Data. More and more data flows in and out of modern networks at every glance. Data lives on premise, in the cloud, on laptops, phones, USBs, and just about anything else around us including appliances. As helpful as this data is to us, it can be used against us surprisingly easily. So, I’ll ask the question that we’ve all been asking since we gained widespread access to the internet: What is the answer to securing all of this data and keeping it private? Is there an answer at all?

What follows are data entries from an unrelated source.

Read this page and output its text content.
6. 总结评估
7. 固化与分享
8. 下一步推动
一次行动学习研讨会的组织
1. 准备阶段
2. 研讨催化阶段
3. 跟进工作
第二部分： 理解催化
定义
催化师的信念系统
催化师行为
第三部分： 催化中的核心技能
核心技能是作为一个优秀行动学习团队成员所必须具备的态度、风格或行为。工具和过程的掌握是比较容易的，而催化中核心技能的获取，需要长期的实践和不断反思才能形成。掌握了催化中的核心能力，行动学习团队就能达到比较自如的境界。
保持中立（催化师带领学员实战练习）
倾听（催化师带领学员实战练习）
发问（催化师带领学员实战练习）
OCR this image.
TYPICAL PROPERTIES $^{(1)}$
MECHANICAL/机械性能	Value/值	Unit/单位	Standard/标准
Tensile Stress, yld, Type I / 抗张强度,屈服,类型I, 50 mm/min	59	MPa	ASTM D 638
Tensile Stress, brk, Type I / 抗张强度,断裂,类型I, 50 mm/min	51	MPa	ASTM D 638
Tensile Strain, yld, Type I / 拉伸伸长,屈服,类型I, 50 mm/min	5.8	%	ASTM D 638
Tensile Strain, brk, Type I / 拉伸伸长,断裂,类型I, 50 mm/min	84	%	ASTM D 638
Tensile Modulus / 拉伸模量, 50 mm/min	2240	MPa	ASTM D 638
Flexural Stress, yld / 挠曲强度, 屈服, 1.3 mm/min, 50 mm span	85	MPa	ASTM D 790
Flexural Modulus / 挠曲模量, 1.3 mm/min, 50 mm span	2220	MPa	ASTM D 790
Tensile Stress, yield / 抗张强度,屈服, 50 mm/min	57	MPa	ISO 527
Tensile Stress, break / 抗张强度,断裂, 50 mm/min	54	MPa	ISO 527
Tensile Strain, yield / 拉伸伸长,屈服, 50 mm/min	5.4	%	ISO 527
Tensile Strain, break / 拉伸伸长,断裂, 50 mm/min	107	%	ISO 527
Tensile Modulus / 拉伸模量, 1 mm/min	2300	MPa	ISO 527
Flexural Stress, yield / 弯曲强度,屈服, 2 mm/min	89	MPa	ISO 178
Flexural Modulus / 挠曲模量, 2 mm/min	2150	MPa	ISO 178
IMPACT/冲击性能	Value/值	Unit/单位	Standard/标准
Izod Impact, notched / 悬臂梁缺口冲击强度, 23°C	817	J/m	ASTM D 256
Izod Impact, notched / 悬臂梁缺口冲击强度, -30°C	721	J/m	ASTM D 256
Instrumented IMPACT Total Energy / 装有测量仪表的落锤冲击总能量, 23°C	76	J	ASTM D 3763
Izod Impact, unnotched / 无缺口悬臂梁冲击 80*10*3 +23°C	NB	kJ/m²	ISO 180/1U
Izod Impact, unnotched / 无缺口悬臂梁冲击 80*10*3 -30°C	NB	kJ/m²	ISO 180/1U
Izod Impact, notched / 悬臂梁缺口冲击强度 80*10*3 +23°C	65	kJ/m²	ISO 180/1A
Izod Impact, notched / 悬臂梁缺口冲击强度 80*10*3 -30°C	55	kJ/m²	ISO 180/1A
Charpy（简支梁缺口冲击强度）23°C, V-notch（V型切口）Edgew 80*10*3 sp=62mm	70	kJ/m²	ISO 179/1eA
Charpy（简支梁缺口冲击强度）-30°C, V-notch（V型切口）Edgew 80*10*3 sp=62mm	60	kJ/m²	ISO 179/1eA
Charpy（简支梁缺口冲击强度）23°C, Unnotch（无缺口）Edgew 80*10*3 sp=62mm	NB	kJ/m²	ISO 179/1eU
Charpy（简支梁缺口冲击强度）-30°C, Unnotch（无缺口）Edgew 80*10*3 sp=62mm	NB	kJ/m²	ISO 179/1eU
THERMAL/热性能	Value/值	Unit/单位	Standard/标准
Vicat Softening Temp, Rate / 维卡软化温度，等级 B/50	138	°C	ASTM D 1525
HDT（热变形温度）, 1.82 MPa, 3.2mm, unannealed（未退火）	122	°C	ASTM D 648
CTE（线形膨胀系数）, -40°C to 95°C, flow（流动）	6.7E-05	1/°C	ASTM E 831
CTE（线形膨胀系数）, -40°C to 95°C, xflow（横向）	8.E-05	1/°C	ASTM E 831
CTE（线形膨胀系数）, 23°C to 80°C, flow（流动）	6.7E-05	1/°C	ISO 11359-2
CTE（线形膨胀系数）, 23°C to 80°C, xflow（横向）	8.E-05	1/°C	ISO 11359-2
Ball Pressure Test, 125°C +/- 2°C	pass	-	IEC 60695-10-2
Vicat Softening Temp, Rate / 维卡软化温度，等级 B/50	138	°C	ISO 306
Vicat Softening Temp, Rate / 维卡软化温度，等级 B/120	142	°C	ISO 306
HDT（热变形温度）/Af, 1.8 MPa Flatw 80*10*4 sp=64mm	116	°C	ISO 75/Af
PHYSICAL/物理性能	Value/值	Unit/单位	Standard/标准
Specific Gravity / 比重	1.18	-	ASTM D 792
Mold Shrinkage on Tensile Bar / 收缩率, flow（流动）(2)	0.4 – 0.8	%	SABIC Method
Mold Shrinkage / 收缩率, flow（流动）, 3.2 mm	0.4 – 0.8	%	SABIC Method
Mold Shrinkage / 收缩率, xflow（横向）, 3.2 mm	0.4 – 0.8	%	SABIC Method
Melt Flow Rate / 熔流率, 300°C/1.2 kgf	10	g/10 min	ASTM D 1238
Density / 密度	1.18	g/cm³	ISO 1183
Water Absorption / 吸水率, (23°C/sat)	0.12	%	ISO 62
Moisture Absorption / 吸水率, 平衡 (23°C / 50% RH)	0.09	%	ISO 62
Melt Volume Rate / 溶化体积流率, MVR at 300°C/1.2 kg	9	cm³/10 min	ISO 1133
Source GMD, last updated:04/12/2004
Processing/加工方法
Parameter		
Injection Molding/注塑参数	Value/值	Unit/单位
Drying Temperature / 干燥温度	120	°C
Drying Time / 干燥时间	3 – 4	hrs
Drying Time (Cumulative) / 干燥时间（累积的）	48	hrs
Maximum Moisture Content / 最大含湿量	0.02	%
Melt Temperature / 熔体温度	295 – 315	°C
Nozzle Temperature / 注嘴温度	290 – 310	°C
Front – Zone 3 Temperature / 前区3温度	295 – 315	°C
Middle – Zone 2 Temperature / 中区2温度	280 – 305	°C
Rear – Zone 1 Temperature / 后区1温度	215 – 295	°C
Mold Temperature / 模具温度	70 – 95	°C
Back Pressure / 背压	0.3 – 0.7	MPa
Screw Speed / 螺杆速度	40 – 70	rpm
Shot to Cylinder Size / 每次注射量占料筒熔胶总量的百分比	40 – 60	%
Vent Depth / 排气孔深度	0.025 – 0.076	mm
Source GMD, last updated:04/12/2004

The latest candidate for that answer, and newest buzz word in the industry, is Artificial Intelligence (AI) or Machine Learning. AI seeks to improve the efficiency of cyber security by removing the human component from locating and acting on cyber threats, thereby eliminating human error. While traditional security systems focus on rules and signatures to protect against known behaviors, signatures and attackers, AI aims to be autonomous and to learn for themselves what passes as a secure system. AI systems process the enormous load of logs and alerts that pass through our environments every day without the need for human intervention. Ideally, they won’t ever miss an alert, get tired, or have a sick day to create a backlog. AI systems can also take action on events based on their built-in algorithms by learning what is normal and what is anomalous to make decisions against anything outside of the normal realm of operations. All of this together helps us to scale security in otherwise overwhelming situations, and to eliminate or reduce possible blind spots created by the sheer volume of daily attacks. This is a huge benefit to security professionals that can rely on automated systems to do the bulk of the work, while spending crucial time planning and implementing other aspects of security.
So, why isn’t everyone using AI and Machine Learning already? There are some that don’t trust automated systems to protect their environments completely without the oversight of human eyes and hands, and they wouldn’t be entirely wrong in their thinking. If attackers know what software and algorithms are in use and can have a reasonable understanding of the markings that the machine uses to learn or see behaviors, one could theoretically write a malware that would accurately slip past the AI flags. Even more likely, these systems could simply be set improperly by either the user or the vendor. Improper settings with any form of technology could create large holes or overly restrictive alerts that increase log rates instead of lowering them. Of course, these are problems faced with any security system, the question still remains if AI Machine learning is the answer, or at least the start to an answer, that we’ve been searching for.
Time will tell what eventually becomes our silver bullet against all threats cyber, but for now the best answer remains to build defense in depth. We recommend AI and Machine Learning to defend against advanced attacks, as we believe that the benefits of such an advanced technology can greatly improve the day to day functions of security operations. With this said, we also believe that Artificial Intelligence, Machine Learning, or any new technology should be apart of a wider arsenal of cyber defenses. Old fashioned anti-virus and firewalls prevent the things we know about; machine learning and sandboxing can protect us from some things we don’t; and talented cyber security professionals can be clever enough to find and resolve anomalous behavior and set up their systems properly. All aspects of cyber security should work together to ensure us the highest confidence possible and keep us just far enough ahead of those that would do harm.
However, if you have unpatched systems, accessible from the Internet that contain critical data, AI will not keep you safe. To many organizations are still thinking AI will be the quick fix to sloppy security practices. Build the proper foundation and apply AI as an extra level of protection.